I’m hoping to get to some help getting a fundamental understanding of the binary image format that is assumed by the models on Hugging Face that are now consumable by Bumblebee. This is to ensure I am converting image data from image correctly.

My understanding of different in-memory formats

  • Data from libvips, which is what is used by Vix and therefore Image is stored in “width by height” format with each of the bands (bands in libvips, channels in other libs). For an RGB image the data layout is r1g1b1r2g2b2..... representing scanlines (hence “width by height”).

  • Data for OpenCV is in “height by width” format (more aligned to a typical matrix) with the channel format being BGR instead of RGB.

  • StbImage data is “height by width” with a channel format of RGB. This appears to be the normal format for Numpy and PIL and therefore perhaps this is the canonical format for the HuggingFace models?


What image format is expected by HuggingFace models?

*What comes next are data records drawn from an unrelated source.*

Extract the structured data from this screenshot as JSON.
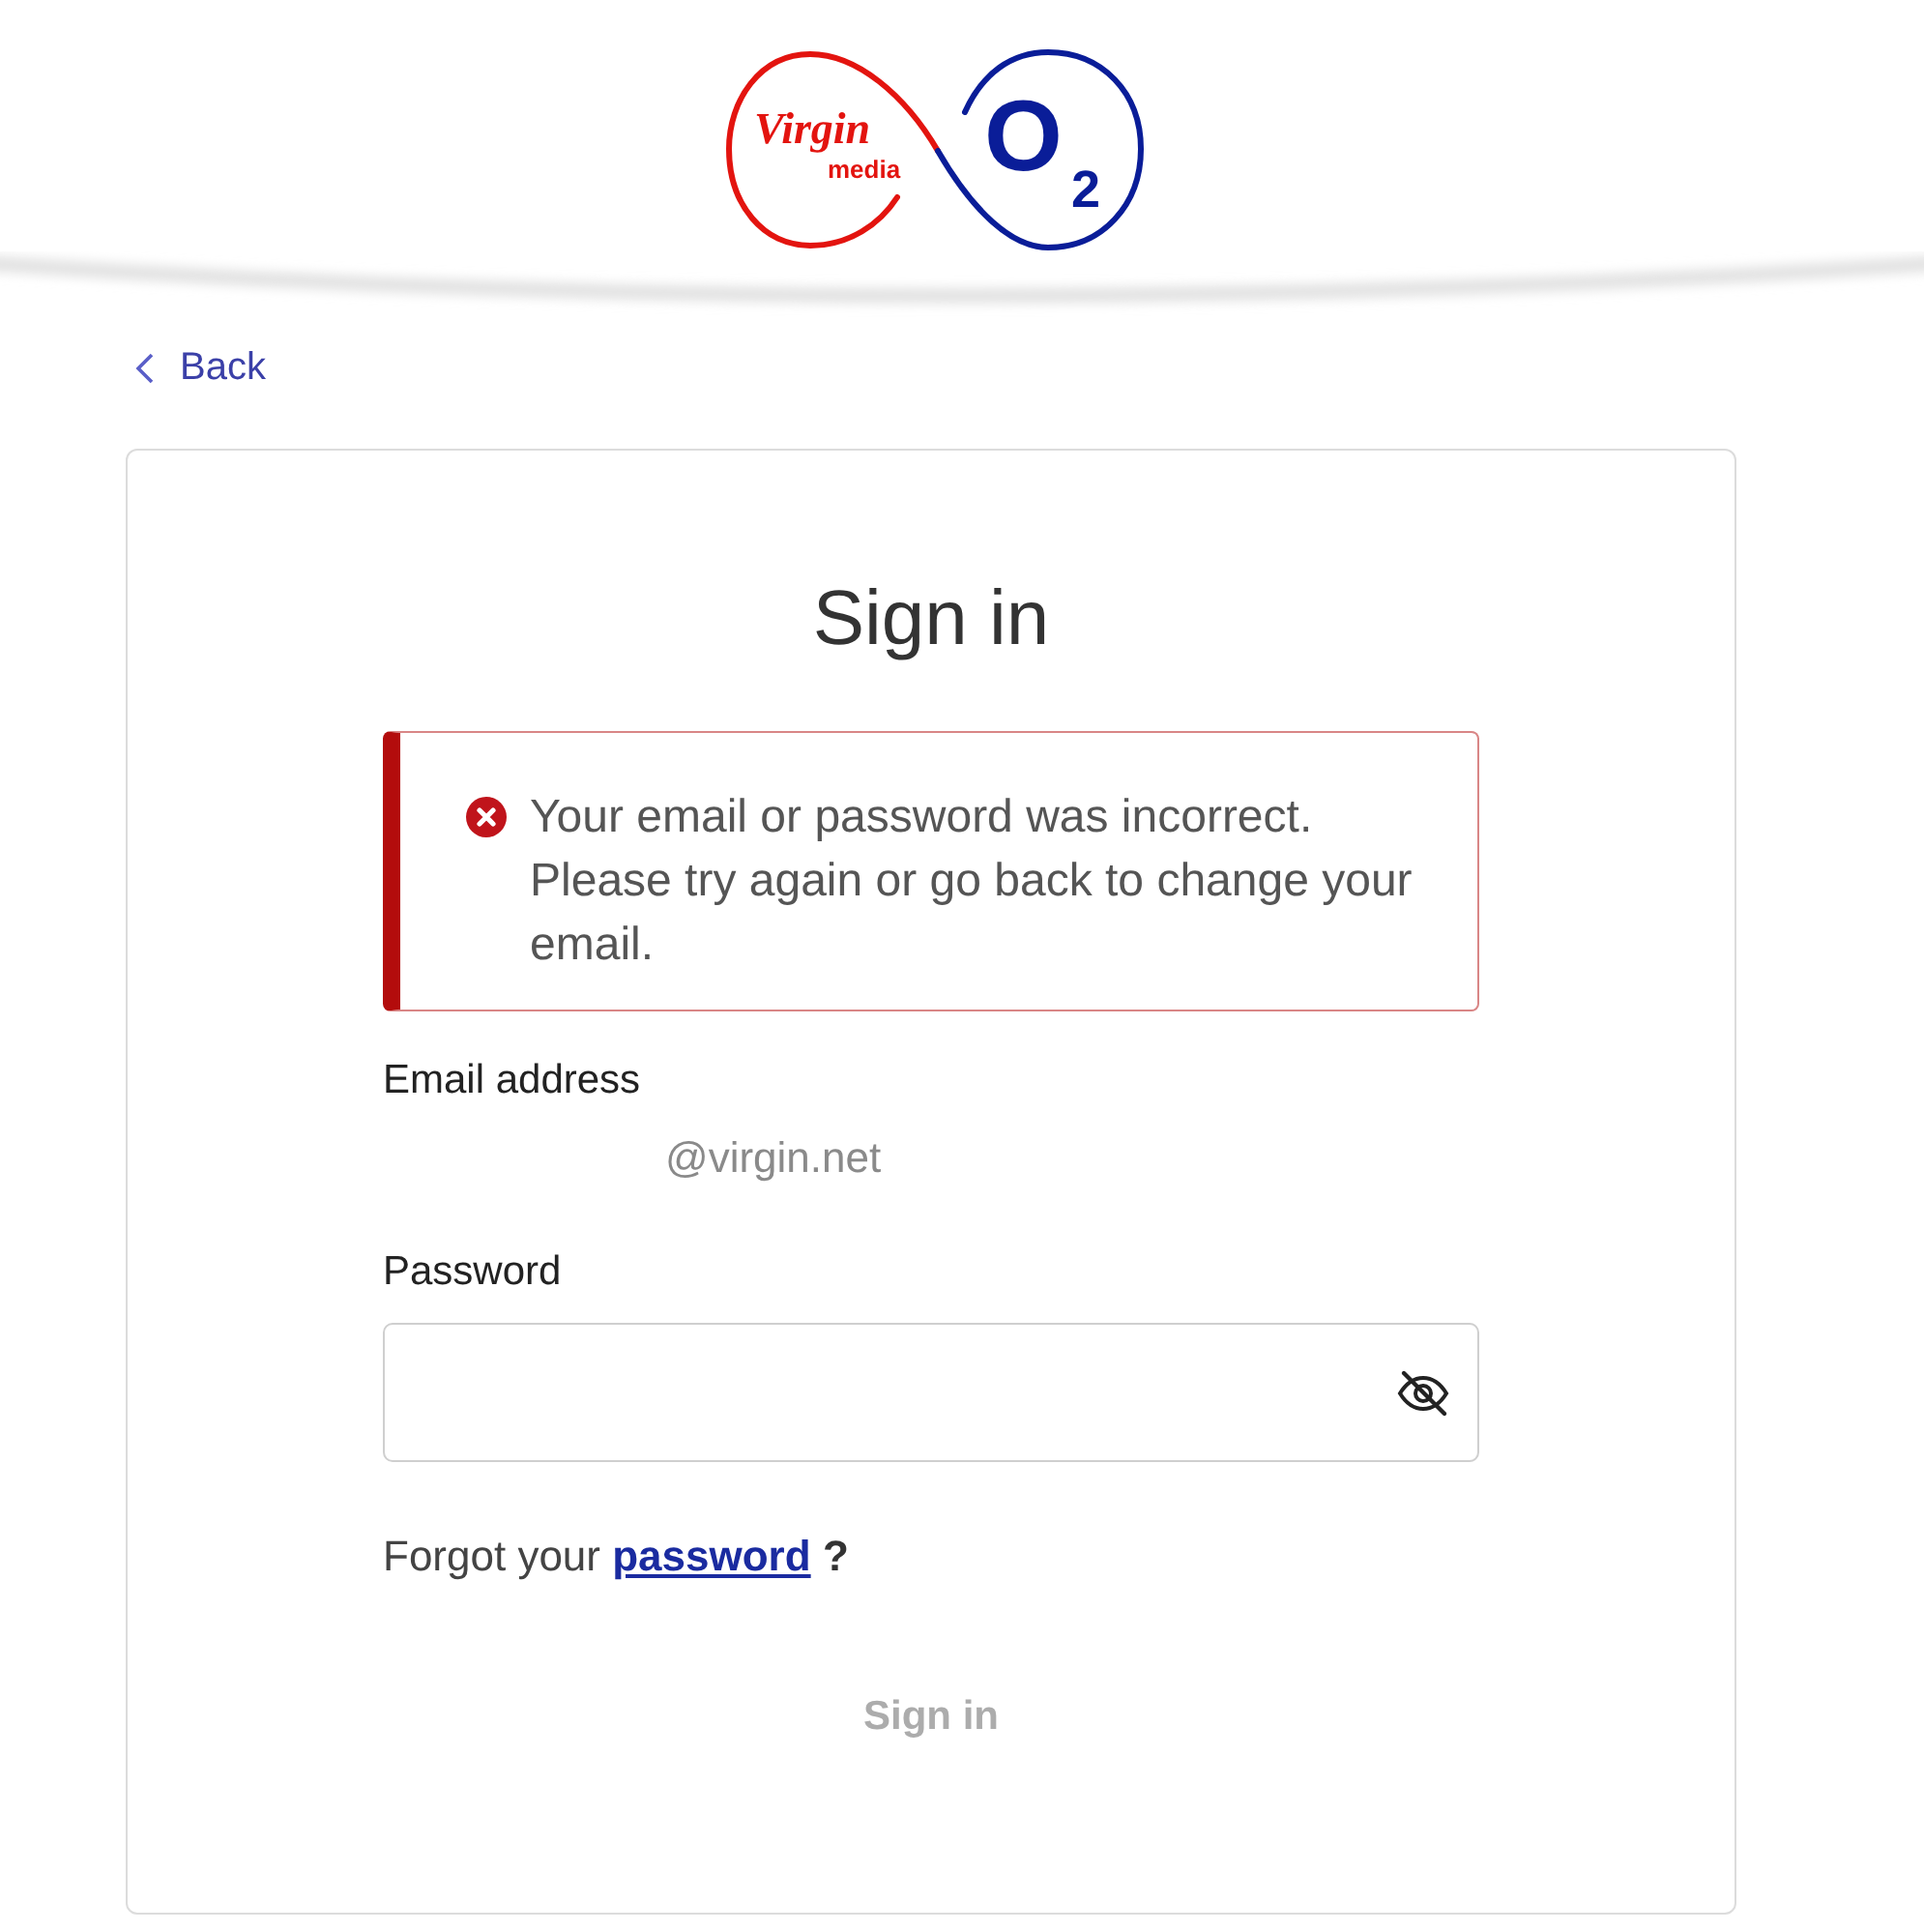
{
  "logo": {
    "left_script": "Virgin",
    "left_word": "media",
    "right_main": "O",
    "right_sub": "2"
  },
  "back_link": {
    "label": "Back"
  },
  "card": {
    "title": "Sign in",
    "alert": {
      "kind": "error",
      "message": "Your email or password was incorrect. Please try again or go back to change your email."
    },
    "email": {
      "label": "Email address",
      "value": "@virgin.net"
    },
    "password": {
      "label": "Password"
    },
    "forgot": {
      "prefix": "Forgot your",
      "link": "password",
      "suffix": "?"
    },
    "submit": {
      "label": "Sign in",
      "disabled": true
    }
  }
}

Above I speculate that its is “height by width” with a channel format of “RGB”. Is that correct? :u8 format for most file formats, but float for some.

How to convert “width by height” to “height by width”?

Given an Nx tensor with data in “width by height” order, how do I convert that data into “height by width” format? This is what I need to do to convert images from the libvips memory model to the numpy / Nx layout.

What channel format is assumed by the HuggingFace models?

Is it RGB (as it is for numpy) or is it BGR (as it is for OpenCV)?